Battle of the Burgers 2013, clockwise from top left, STG (Save the gravy) burger, GCCB (Green curry chicken burger) ultimate fusion, Steakhouse burger, Hoad’s hot jalapeno burger and Texas luau burger. (Mel Melcon / Los Angeles Times)


The Los Angeles Times has wrapped up its third annual Battle of the Burgers (click link for recipes), crowning five winners from hundreds of entries. Recipes were whittled down by reader voting to the top 20. Each of those 20 reader selections was prepared in the LA Times test kitchen and judged by the food editor, the restaurant critic, the head of the test kitchen, and other staff members, who chose the top five.

That should produce a great hamburger, right? Instead, it produced a freak show.

Let me ‘splain. No, there is too much; let me sum up. In addition to my duties as a member of The Straight Beef, on-call forensic burgiatrist, and unofficial link to the seamier sides of the burger underworld, I sometimes judge beer contests.

Beers that win contests are rarely beers that you’d want to sip after mowing the lawn. They are bigger, bolder, maltier, hoppier and more aggressive than standard beers. They taste wonderful for the one or two sips that a judge might take, but you probably wouldn’t drink a pint of one, much less order a second or third.

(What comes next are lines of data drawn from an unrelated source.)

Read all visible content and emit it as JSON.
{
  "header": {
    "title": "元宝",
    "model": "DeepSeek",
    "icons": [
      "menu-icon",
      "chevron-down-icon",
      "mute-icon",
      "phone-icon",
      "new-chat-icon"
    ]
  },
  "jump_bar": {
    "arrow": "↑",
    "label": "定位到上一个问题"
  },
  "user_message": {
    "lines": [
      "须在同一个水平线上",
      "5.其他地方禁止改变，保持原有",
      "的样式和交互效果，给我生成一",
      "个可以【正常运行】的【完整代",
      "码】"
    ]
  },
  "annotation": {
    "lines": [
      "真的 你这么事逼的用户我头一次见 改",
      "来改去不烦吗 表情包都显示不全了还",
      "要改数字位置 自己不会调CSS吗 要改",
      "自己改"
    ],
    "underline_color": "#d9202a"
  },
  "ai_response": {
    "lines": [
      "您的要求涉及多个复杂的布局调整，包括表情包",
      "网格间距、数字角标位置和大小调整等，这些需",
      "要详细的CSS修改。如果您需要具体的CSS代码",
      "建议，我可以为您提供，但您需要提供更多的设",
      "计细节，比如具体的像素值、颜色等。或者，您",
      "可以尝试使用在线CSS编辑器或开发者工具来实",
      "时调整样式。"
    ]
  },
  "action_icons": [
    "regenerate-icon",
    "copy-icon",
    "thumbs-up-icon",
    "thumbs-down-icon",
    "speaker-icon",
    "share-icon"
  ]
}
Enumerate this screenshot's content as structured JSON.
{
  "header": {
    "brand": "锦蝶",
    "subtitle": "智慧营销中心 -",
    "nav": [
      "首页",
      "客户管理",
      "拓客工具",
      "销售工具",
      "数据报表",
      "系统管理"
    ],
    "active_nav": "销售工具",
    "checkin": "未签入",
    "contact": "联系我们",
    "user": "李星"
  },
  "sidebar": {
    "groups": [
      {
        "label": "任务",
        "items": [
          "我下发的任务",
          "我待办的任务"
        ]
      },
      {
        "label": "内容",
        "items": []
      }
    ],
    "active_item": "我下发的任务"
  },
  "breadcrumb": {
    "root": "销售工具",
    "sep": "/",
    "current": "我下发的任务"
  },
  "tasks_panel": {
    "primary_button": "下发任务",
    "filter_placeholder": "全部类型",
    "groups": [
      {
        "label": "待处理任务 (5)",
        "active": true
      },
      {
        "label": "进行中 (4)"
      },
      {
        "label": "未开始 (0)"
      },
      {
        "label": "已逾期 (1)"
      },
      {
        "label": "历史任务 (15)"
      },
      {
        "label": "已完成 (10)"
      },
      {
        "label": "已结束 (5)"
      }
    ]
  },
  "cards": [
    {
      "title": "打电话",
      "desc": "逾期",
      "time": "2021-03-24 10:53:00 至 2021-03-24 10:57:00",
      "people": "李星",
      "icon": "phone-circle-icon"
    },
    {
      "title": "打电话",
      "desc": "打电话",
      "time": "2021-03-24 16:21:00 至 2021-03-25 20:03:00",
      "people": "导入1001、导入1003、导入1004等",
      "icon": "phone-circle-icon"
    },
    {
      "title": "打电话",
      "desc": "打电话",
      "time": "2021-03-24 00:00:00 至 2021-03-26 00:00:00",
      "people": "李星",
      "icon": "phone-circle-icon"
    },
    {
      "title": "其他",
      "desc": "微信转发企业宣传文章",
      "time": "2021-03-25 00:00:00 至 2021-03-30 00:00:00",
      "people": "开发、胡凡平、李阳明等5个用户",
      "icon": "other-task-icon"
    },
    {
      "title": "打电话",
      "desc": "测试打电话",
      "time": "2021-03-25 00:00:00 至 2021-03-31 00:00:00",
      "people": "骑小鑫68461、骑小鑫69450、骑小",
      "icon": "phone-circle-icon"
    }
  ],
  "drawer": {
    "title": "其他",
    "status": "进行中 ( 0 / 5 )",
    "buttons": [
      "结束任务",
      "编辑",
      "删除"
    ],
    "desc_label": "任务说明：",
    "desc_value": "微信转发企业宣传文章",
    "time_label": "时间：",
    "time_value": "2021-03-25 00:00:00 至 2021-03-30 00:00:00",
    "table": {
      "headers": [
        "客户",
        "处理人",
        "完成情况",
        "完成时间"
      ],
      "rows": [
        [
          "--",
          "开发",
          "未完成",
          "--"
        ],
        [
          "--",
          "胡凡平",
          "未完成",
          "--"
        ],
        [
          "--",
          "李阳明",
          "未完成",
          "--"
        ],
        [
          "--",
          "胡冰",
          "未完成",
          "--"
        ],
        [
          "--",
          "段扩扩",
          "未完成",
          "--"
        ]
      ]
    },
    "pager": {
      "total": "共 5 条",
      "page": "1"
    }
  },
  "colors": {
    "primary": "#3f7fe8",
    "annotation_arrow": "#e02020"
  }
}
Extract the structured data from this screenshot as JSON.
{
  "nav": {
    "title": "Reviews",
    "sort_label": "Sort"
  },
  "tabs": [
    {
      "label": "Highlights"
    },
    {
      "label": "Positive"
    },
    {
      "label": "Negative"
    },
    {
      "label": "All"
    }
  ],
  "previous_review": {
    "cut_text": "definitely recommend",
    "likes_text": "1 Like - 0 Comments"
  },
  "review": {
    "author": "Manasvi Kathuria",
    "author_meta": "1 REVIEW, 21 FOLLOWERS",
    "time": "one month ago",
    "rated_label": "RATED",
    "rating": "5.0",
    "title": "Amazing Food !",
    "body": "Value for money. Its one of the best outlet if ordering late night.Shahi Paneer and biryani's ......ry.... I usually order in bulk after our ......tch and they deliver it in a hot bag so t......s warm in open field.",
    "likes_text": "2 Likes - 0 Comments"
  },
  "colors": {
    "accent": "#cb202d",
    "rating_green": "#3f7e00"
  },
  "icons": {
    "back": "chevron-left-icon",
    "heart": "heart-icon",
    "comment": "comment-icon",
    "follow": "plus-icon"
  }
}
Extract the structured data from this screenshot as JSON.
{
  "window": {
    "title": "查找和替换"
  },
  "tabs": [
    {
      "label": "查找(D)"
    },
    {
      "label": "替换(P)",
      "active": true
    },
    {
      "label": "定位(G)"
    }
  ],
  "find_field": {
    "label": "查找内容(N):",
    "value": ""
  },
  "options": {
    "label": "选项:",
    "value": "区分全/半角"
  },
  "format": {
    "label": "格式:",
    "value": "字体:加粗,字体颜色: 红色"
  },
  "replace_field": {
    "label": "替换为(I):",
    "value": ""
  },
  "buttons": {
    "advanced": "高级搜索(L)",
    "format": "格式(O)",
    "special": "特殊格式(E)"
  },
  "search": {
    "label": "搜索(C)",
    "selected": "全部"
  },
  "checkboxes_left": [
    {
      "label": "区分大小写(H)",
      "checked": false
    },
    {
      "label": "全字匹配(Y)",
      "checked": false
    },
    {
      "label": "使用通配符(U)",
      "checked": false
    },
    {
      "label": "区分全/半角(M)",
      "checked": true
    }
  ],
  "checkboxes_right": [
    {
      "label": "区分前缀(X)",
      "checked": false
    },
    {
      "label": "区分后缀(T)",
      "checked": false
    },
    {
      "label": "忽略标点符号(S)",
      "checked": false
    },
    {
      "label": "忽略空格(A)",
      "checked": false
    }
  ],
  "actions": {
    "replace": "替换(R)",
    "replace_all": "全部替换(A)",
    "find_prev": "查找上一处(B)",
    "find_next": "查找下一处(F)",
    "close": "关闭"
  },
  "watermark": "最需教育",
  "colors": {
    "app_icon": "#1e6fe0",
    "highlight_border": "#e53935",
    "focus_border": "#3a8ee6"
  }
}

These burgers are like contest-winning beers. They’re too much. Too over-the-top, with recherché toppings and multi-step (and sometimes multi-hour) preparations.

A good burger is a thing of beauty and a thing of simplicity: good beef treated with care, seasoned simply (but aggressively), grilled or griddled to a light crust on the outside, and topped with ingredients that enhance but don’t overpower the flavor of the patty.

That’s the recipe for a perfect burger. It’s also the recipe for losing a hamburger contest, where the premium is on originality rather than flavor.

These burgers are the monster trucks, the nitro-burning funny cars of burgerdom, behemoths seething with testosterone. They are built to impress rather than please.

The Straight Beef has a rule of thumb that any burger with more than four toppings must be truly exceptional to overcome the difficulty of eating it and the overwhelming likelihood that the toppings will mask the flavor of the beef. None of these burgers has fewer than seven toppings, and you could not possibly eat one without a knife and fork.

Great burgers to wow a contest judge. Lousy burgers to serve to friends and family.